Продолжая ворчать на непутевого мужа, она достала из чулана большую картонную коробку, постелила туда чего-то, поставила блюдце с водой. Коробку пристроила в теплый угол на кухне…
Наверное, когда-то давно она ждала от жизни другого. Возможно, она и до сих пор ждала этого другого, но уже как-то отстраненно, теоретически. Но она была слишком верной женой, и это, конечно же, лишало ее мечты о переменах в жизни всякой реальной основы. Да и он был слишком верным мужем, чтобы освободить ее от себя.
Они были одногодками и поженились в девятнадцать лет. В сущности, она с самого начала реалистически смотрела на вещи и думала про жениха так: «В двадцать лет ума нет – и не будет». Действительно, прошел год, а ума у мужа не прибавилось. Она стала думать: «В сорок лет денег нет– и не будет», зная уже твердо, что и это сбудется, но, слава богу, еще не скоро.
Ей и надо-то было не так уж много. Она хотела, чтобы с годами, как и положено, у них в доме рос достаток. Так и муж был не против. А достаток не рос. Ну, что тут будешь делать… Муж еще подростком окончил техническое училище, выучился на сантехника и, как устроился однажды на работу в одну жилконтору, так и проработал там всю жизнь. Он не пил и не брал подачек от благодарных жильцов, и его трудовая книжка была полна всяких поощрений. Зато другая популярная книжка начисто отсутствовала.
У них росли дети, родители влезали в долги, чтобы у детей все было, семья ждала получек, как праздников, вот и выходит, что праздников все-таки у них было много.
До сорока лет оставалось совсем мало времени.
Вырастали незаметно дети. Бывшие друзья выходили в начальники, строили дачи, ездили отдыхать во всякие экзотические места, в том числе и за рубеж. А многие, даже и в начальники не выходя, имели такие же, а то и большие удовольствия. Временами жена говорила как бы между прочим: «А такой-то проработал два года на Севере и купил „Жигули“. А другой потрудился тот же срок в какой-то стране и теперь вообще ездит на черной „Волге“. Муж слушал молча и думал, что тоже не прочь на чем-нибудь ездить, но его никуда на большие заработки не зовут: то ли в чужих странах своих сантехников как нерезаных собак, то ли на Севере туалеты сплошь неблагоустроенные.

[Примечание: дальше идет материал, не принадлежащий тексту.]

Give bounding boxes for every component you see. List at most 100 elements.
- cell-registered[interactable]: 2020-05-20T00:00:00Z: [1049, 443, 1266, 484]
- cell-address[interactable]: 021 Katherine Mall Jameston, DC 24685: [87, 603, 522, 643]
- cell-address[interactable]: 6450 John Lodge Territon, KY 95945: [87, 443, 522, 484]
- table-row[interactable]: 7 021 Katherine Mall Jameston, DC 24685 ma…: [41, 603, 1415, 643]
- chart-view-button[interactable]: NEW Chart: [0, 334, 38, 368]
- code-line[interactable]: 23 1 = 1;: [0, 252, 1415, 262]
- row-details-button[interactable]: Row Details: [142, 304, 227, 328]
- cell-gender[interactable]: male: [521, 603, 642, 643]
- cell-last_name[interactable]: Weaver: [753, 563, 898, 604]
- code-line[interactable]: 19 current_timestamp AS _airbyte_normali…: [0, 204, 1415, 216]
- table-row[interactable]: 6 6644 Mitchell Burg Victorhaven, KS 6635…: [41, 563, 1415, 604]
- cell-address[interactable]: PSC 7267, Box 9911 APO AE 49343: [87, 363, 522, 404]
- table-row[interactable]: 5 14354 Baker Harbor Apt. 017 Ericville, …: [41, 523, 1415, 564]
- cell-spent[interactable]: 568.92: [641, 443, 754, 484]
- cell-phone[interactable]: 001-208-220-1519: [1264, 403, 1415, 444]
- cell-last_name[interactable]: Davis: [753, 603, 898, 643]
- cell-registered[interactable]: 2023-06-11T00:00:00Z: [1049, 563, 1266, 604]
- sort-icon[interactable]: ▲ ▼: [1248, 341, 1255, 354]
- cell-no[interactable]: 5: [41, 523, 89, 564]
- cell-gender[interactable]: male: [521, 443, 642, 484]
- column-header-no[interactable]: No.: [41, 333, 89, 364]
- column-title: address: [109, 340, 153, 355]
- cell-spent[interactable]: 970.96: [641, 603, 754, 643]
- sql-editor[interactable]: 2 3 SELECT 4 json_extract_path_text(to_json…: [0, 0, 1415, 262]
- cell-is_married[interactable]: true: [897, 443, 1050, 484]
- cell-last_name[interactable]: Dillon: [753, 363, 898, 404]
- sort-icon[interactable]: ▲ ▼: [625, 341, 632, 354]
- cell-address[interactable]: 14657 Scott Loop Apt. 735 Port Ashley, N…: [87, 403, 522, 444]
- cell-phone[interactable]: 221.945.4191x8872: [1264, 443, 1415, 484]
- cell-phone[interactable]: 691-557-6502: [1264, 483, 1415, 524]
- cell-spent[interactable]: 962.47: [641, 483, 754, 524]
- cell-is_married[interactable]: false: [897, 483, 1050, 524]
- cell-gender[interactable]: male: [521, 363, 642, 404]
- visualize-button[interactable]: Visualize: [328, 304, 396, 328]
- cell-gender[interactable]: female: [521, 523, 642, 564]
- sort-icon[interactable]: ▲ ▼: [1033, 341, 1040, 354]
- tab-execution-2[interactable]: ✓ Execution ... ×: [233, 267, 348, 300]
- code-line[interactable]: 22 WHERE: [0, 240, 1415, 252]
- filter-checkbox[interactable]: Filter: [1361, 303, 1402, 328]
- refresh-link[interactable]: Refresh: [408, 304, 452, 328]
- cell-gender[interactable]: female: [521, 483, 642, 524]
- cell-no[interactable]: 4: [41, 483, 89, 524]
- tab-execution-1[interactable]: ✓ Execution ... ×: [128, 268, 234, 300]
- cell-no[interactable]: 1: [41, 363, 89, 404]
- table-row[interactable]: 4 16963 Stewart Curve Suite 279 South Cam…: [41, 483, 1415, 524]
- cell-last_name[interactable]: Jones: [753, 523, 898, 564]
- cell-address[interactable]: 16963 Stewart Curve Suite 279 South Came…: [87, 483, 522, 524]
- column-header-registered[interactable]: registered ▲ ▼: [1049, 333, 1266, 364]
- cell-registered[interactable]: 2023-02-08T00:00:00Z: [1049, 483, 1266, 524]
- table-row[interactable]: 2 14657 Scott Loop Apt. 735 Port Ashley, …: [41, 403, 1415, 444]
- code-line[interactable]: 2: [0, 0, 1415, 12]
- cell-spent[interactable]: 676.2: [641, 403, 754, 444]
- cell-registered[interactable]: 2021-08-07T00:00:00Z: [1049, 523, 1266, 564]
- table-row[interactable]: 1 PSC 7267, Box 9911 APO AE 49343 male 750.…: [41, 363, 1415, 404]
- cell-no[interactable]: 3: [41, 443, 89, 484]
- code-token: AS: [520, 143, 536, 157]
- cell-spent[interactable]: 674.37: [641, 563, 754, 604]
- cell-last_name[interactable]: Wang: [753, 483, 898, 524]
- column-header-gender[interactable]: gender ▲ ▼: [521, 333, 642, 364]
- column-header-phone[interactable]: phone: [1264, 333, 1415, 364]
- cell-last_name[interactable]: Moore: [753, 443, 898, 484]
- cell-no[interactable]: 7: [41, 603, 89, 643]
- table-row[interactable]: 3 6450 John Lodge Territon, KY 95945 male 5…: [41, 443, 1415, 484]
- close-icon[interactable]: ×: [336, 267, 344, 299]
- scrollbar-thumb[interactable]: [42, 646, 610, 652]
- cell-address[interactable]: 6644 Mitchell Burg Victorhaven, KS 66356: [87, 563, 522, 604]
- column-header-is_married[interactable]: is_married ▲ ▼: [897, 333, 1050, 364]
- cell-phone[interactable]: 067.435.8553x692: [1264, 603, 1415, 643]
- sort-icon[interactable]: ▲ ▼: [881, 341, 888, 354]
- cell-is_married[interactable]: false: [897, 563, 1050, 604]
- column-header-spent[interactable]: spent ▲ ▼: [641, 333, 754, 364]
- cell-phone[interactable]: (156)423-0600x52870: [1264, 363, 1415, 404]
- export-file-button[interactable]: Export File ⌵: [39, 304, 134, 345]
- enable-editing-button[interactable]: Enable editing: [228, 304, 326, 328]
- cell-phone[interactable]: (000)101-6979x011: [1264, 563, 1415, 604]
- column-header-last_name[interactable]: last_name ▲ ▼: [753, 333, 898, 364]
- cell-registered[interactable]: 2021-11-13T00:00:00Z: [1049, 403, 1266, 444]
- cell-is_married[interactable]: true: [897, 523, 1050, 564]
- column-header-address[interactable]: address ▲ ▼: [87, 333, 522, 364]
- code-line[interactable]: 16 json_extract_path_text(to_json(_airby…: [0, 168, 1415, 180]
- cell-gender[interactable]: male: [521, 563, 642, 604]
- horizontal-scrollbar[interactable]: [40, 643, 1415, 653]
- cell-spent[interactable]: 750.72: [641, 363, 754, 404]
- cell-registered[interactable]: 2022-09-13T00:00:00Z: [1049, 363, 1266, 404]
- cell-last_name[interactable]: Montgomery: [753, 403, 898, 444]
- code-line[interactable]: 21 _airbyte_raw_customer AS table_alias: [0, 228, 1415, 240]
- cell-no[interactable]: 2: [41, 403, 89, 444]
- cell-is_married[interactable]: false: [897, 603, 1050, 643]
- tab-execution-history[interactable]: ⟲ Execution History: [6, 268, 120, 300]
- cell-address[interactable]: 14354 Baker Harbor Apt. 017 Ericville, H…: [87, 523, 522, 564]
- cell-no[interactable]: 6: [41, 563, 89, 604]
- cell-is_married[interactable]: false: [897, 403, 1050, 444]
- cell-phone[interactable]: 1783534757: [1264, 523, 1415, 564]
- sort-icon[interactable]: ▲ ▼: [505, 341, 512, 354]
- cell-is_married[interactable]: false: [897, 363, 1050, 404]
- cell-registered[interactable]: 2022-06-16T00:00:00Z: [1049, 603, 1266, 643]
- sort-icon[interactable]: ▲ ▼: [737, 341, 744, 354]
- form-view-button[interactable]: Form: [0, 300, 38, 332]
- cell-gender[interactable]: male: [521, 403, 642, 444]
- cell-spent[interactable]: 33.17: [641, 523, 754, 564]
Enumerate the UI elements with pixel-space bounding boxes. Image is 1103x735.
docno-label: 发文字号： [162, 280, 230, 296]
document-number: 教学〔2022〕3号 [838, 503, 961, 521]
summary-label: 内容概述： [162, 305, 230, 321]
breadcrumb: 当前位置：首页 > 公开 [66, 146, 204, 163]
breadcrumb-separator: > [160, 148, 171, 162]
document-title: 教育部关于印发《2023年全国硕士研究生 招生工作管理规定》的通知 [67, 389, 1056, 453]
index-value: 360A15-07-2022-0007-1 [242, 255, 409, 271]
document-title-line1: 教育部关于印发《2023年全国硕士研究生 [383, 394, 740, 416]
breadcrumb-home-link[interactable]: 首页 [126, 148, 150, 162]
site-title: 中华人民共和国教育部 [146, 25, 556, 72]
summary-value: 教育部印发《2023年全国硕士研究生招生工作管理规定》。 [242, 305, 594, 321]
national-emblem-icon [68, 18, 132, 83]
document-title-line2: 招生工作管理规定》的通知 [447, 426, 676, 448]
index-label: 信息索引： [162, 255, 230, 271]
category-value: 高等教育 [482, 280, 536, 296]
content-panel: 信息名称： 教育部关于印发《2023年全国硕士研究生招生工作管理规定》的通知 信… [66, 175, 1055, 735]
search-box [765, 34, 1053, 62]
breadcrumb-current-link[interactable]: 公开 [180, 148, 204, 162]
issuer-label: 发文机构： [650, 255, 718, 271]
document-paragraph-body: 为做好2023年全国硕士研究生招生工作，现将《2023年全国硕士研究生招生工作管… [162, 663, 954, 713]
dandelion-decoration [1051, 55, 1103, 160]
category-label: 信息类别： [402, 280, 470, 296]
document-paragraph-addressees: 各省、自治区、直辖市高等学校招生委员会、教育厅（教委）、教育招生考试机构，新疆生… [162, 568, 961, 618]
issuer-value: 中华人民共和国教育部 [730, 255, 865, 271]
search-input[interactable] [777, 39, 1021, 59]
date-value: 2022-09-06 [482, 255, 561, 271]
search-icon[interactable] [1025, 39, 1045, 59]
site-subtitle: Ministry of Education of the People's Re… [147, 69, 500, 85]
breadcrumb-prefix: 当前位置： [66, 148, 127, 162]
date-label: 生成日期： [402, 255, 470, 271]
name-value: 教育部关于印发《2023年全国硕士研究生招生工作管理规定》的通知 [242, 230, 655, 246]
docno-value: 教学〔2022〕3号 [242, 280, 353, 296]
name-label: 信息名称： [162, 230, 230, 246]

Он думал так, а сам сроду палец о палец не ударил для того, чтобы где-нибудь чего-нибудь подхалтурить. И не потому, что ему было лень работать, а потому что было как-то стыдно и неловко суетиться, чтобы правдами-неправдами зашибить деньгу. Часто ему было по-детски неведомо, откуда вообще у людей, особой ценности для общества не представляющих, берется повышенное благосостояние. Может, от бережливости?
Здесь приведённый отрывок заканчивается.